You may have read about the release of my raw personal exome data in a previous entry. Although users were not required to report back any finding derived from this data, my hope was that some of them would return with interesting results. The response to this call has been overwhelmingly positive and in less than a week Oxford Gene Technology (OGT) has kindly provided me with a report to facilitate the analysis of my personal exome. OGT’s donation has allowed the start of the “My Personal Exome Analysis” series in this blog. In Part I, I will be sharing some data and preliminary metrics gathered from OGT’s exome analysis services. I will continue to report further findings and insights as I keep exploring my personal exome at the deepest level that technology (and budget) currently allows.

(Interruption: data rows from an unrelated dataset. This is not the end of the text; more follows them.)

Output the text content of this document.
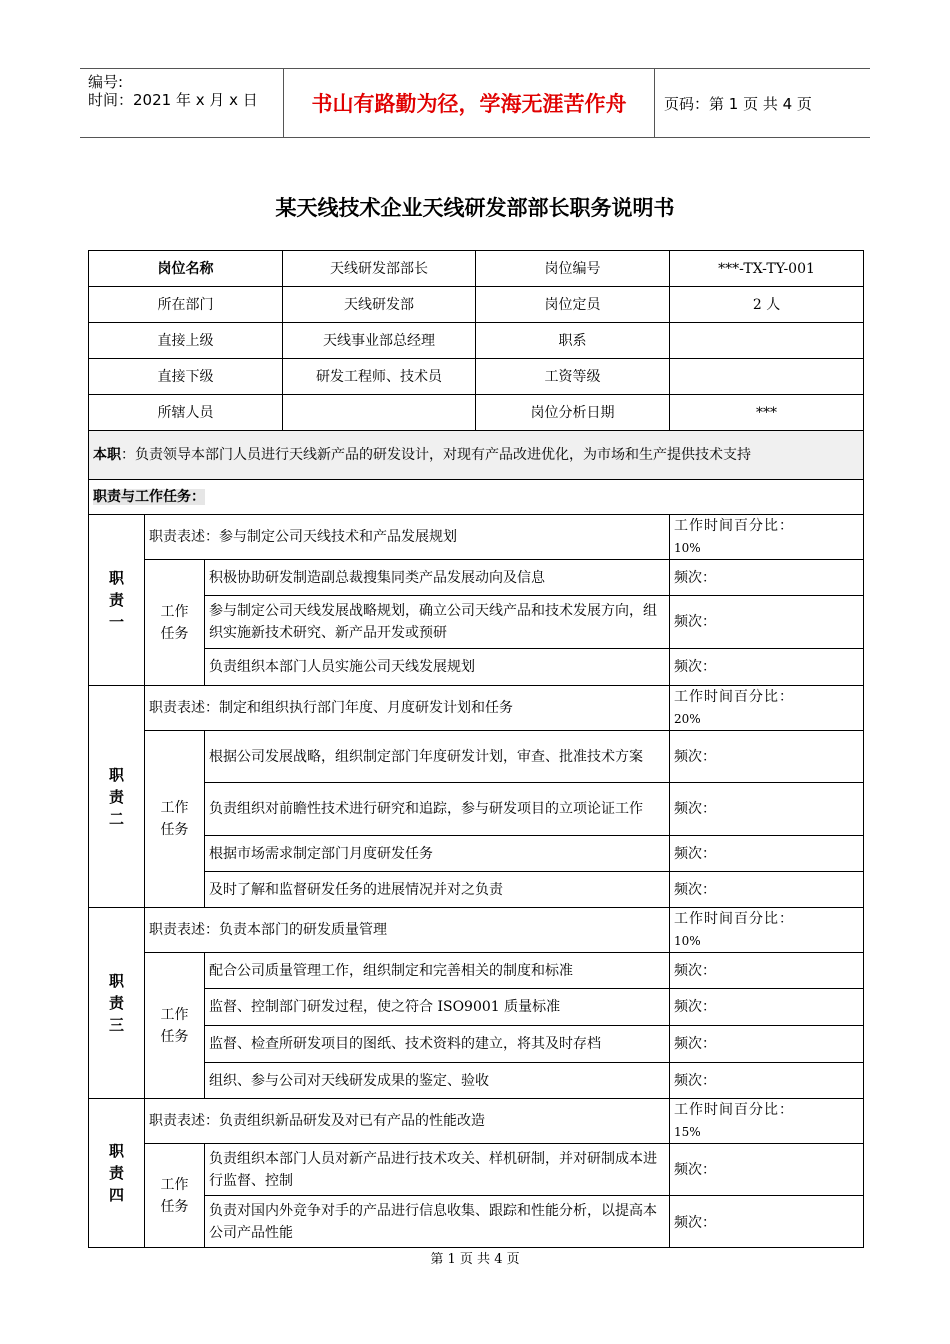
编号:
时间：2021 年 x 月 x 日	书山有路勤为径，学海无涯苦作舟	页码：第 1 页 共 4 页
某天线技术企业天线研发部部长职务说明书
岗位名称			天线研发部部长	岗位编号	***-TX-TY-001
所在部门			天线研发部	岗位定员	2 人
直接上级			天线事业部总经理	职系	
直接下级			研发工程师、技术员	工资等级	
所辖人员				岗位分析日期	***
本职：负责领导本部门人员进行天线新产品的研发设计，对现有产品改进优化，为市场和生产提供技术支持					
职责与工作任务：					

职责一	职责表述：参与制定公司天线技术和产品发展规划				工作时间百分比：
10%

	工作任务	积极协助研发制造副总裁搜集同类产品发展动向及信息			频次：
		参与制定公司天线发展战略规划，确立公司天线产品和技术发展方向，组织实施新技术研究、新产品开发或预研			频次：
		负责组织本部门人员实施公司天线发展规划			频次：

职责二	职责表述：制定和组织执行部门年度、月度研发计划和任务				工作时间百分比：
20%

	工作任务	根据公司发展战略，组织制定部门年度研发计划，审查、批准技术方案			频次：
		负责组织对前瞻性技术进行研究和追踪，参与研发项目的立项论证工作			频次：
		根据市场需求制定部门月度研发任务			频次：
		及时了解和监督研发任务的进展情况并对之负责			频次：

职责三	职责表述：负责本部门的研发质量管理				工作时间百分比：
10%

	工作任务	配合公司质量管理工作，组织制定和完善相关的制度和标准			频次：
		监督、控制部门研发过程，使之符合 ISO9001 质量标准			频次：
		监督、检查所研发项目的图纸、技术资料的建立，将其及时存档			频次：
		组织、参与公司对天线研发成果的鉴定、验收			频次：

职责四	职责表述：负责组织新品研发及对已有产品的性能改造				工作时间百分比：
15%

	工作任务	负责组织本部门人员对新产品进行技术攻关、样机研制，并对研制成本进行监督、控制			频次：
		负责对国内外竞争对手的产品进行信息收集、跟踪和性能分析，以提高本公司产品性能			频次：
第 1 页 共 4 页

In addition, I release under a CC0 license the following sequence-derived data from OGT’s services: a) the aligned and processed BAM file, b) the BAM file index and c) the compressed VCF file. The BAM file (.bam) is the binary version of a tab-delimited text file that contains sequence alignment data. The BAM file index (.bai) provides fast random access to the BAM file. The compressed VCF file (.vcf.gz) describes variant calls in text format. These format types are industry standard and can be used in a variety of research contexts involving genome visualization and analysis.
Looking at the summary metrics in OGT’s report, my personal exome produces:
- 30,702 variations to the reference genome (GRCh37)
- 5,565 non synonymous coding variations with consequences
- A minimum of 61.42% of the on-target regions, covered with a depth of at least 20x (remember that this data was sequenced by the BGI).
- A total of 2.54 Gigabases of sequence data read and aligned at high quality.
Figure 1 is a screenshot of the OGT report showing the summary of all variants identified, including those in dbSNP release 132.
Figure 2 summarizes all novel variants identified by OGT, filtering those in dbSNP release 132.
Download of BAM and VCF Files
You are allowed to use my personal exome’s BAM and VCF files under a completely free license CC0. You can add this data to any database or resource with no need for attribution. Any usage or finding derived from this data communicated back to me will be shared (if considered noteworthy) through this blog or publication, with due attribution or request for coathorship in papers.